Professor Edward Witten will receive an Honorary Doctorate in Science. He is the Charles Simonyi Professor of Mathematical Physics at the Institute for Advanced Study in Princeton, New Jersey and a Fields Medallist. He is one of the world's leading researchers in string theory (as the founder of M-theory) and quantum field theory and is widely regarded as one of the most talented living physicists. He was born in Baltimore, Maryland, the son of a physicist specializing in gravitation and general relativity. He received his bachelor's degree from Brandeis University, worked briefly for George McGovern's presidential campaign, and then returned to academia, receiving a PhD from Princeton University in 1976. He was subsequently a Junior Fellow at Harvard University before joining Princeton as Professor of Physics in 1980.
Professor Ahmed Hassan Zewail is an Egyptian-American chemist, and the winner of the 1999 Nobel Prize in Chemistry for his work on femtochemistry, the area of physical chemistry examining how atoms in a molecule move during chemical reaction. Born in Damanhur and raised in Disuq, he received his first degrees from the University of Alexandria before moving from Egypt to the United States to complete his PhD at the University of Pennsylvania. After some postdoctoral work at UC Berkeley, he was awarded a faculty appointment at Caltech in 1976, where he has remained. In 1990 he was made the first Linus Pauling Chair in Chemical Physics. Other international awards have included the Wolf Prize in Chemistry (1993) and the Robert A. Welch Award (1997). In 1999, he received Egypt's highest state honour, the Grand Collar of the Nile. He will receive an Honorary Doctorate in Science.

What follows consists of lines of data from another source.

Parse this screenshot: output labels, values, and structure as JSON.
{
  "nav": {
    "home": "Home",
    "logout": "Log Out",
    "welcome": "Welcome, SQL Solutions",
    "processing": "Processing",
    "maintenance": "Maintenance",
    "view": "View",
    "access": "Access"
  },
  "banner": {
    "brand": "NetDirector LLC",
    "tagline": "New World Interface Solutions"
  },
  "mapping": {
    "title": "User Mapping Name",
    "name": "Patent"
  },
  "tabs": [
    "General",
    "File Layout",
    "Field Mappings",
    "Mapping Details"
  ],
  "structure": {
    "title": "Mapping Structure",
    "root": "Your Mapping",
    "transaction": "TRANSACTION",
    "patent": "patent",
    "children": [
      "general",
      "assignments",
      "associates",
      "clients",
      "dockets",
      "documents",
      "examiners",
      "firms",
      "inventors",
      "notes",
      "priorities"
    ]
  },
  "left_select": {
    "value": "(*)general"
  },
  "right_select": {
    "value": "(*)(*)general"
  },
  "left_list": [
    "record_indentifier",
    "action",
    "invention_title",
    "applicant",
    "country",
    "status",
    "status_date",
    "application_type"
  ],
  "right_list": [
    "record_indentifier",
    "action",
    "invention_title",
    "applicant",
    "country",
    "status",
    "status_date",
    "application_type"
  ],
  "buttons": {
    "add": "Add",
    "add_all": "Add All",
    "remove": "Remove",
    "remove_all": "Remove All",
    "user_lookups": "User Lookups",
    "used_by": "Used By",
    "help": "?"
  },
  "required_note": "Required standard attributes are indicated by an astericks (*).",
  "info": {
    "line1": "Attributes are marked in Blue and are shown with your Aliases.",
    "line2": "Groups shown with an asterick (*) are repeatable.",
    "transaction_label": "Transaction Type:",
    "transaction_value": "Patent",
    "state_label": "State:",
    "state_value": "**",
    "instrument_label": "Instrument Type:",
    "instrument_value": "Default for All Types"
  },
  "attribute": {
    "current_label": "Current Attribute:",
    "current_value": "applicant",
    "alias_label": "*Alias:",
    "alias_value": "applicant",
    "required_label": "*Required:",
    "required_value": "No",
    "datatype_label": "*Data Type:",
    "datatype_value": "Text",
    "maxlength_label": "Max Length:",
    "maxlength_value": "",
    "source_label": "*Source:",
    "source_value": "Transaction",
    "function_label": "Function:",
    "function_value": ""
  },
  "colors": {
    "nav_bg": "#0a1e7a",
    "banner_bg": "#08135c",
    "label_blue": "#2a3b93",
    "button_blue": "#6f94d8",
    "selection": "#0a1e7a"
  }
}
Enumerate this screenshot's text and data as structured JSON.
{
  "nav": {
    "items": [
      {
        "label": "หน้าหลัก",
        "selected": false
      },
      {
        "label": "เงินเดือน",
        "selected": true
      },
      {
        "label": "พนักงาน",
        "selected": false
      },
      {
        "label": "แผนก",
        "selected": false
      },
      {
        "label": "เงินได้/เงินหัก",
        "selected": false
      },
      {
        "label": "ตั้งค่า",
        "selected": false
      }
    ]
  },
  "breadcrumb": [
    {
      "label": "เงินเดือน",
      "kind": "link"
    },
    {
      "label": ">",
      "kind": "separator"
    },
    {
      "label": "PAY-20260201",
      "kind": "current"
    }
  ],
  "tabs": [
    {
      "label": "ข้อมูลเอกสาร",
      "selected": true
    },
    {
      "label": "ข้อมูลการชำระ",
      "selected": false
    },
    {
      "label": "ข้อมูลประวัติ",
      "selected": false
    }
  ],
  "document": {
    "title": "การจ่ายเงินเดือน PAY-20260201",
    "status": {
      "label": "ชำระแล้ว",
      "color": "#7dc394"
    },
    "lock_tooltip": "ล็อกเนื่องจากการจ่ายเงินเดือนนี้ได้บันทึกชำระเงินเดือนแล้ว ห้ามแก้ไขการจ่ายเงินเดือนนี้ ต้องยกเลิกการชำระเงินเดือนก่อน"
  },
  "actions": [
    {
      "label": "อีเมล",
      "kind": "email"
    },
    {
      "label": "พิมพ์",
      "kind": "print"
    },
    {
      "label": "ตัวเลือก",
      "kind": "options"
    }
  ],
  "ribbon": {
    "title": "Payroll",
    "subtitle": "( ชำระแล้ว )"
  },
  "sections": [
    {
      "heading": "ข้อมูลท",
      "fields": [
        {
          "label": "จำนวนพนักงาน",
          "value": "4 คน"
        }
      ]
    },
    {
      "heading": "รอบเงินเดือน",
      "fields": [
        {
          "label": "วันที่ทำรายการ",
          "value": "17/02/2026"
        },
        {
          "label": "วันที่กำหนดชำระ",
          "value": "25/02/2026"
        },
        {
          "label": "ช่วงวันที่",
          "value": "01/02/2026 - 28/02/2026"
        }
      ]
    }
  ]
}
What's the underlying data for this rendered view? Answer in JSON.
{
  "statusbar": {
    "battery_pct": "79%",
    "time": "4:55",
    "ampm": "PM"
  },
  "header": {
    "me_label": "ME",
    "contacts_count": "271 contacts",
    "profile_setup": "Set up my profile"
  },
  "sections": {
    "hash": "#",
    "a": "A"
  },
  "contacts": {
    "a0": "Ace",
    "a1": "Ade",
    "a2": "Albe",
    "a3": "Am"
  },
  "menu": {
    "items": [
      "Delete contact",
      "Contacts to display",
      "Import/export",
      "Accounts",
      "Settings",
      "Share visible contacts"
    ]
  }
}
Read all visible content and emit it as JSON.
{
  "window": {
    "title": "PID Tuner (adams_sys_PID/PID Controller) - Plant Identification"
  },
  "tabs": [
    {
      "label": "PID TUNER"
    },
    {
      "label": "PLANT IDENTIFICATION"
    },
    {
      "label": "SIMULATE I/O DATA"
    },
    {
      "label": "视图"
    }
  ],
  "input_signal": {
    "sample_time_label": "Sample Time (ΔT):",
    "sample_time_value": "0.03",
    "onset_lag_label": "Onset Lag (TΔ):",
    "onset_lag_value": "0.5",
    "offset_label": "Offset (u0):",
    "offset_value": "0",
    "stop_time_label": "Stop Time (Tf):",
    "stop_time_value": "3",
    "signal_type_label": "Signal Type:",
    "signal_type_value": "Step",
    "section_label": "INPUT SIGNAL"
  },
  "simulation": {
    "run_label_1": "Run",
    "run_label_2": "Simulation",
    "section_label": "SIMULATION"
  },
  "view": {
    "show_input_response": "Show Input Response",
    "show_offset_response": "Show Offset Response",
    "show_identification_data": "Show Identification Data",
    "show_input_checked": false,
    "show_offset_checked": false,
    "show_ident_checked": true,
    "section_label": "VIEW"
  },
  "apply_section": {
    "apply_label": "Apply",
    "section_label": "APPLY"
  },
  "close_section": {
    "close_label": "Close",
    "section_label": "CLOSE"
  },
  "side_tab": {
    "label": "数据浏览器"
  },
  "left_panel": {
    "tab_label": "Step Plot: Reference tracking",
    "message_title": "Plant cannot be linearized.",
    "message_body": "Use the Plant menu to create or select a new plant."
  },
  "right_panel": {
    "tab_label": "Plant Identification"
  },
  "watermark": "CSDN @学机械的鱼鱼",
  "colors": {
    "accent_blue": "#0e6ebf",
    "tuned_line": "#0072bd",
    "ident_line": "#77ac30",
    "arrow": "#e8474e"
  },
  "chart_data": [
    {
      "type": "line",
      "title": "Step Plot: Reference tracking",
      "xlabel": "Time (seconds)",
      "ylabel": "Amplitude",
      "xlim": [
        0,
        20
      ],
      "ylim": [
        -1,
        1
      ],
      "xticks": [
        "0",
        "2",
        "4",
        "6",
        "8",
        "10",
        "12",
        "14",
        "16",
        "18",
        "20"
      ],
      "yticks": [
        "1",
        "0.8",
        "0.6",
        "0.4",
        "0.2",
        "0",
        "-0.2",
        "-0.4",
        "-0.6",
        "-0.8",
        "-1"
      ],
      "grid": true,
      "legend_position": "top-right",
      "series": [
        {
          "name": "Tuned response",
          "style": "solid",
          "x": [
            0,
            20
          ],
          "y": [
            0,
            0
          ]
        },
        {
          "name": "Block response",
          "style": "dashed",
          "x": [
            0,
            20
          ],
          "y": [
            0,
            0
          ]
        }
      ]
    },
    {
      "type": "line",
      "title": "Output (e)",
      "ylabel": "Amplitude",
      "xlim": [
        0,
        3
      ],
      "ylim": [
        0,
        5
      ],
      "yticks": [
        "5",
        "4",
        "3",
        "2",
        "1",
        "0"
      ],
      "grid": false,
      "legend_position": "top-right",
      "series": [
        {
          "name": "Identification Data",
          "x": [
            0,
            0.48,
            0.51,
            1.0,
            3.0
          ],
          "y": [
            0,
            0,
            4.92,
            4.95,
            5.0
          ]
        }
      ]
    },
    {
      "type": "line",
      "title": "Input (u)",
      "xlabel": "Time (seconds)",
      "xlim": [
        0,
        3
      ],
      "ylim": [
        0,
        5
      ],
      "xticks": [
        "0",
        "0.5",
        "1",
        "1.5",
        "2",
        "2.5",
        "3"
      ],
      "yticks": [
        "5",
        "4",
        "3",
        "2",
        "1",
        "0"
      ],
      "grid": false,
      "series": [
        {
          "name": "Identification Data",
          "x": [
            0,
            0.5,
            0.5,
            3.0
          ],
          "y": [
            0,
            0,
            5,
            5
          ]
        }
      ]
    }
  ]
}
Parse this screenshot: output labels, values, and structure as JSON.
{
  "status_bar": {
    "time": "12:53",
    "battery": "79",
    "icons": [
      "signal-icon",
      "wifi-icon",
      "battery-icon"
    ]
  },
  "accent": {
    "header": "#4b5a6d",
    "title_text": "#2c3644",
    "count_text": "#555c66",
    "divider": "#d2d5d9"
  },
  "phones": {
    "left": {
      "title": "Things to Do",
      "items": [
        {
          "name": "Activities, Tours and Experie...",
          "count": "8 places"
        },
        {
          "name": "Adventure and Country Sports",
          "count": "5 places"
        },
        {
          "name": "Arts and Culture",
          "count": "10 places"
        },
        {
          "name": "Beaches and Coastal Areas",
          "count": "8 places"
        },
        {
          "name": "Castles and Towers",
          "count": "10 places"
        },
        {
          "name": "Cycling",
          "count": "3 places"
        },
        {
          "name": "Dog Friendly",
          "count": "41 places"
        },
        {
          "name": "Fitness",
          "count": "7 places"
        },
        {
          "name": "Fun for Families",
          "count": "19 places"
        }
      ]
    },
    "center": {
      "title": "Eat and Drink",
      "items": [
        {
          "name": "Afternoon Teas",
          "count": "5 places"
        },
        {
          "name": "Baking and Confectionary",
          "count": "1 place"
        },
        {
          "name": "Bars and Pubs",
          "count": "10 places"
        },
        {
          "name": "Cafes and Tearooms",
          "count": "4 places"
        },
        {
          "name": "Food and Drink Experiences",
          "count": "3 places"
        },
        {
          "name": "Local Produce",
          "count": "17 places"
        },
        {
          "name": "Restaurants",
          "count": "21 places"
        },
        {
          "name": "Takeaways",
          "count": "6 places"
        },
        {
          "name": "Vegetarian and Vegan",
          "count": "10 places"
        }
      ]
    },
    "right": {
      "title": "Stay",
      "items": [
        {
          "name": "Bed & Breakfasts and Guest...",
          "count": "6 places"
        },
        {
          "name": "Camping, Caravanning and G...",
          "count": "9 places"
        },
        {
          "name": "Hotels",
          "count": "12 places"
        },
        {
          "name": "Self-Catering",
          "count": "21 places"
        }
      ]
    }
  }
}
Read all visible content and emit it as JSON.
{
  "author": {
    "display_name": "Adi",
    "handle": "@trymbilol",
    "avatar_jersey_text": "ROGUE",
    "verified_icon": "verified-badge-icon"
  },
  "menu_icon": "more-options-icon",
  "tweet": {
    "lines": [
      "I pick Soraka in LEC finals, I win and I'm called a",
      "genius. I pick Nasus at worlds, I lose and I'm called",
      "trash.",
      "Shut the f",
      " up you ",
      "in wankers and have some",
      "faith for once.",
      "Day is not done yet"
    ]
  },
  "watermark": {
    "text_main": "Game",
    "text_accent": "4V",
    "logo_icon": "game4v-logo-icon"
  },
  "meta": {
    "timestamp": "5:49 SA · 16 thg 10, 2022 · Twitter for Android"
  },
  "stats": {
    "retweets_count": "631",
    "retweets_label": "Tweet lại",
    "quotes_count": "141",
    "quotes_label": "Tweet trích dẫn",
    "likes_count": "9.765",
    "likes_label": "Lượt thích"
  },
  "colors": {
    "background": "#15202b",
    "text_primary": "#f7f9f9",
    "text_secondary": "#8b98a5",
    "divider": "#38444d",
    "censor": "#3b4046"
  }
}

Margaret Drabble was born in Sheffield, daughter of the judge and novelist John F. Drabble. She was awarded a major scholarship at Newnham College, Cambridge and obtained a starred double first in English. Her first novel, A Summer Bird Cage, was published in 1963. Though famous for her novels, Drabble also wrote several screenplays, plays, short stories, and some biographies as well as non-fiction books. She wrote comments on several literary classics and took on the editorship of the Oxford Companion to English Literature in 1985 and in 2000. She was awarded the CBE in 1980. She will receive an Honorary Doctorate in Letters.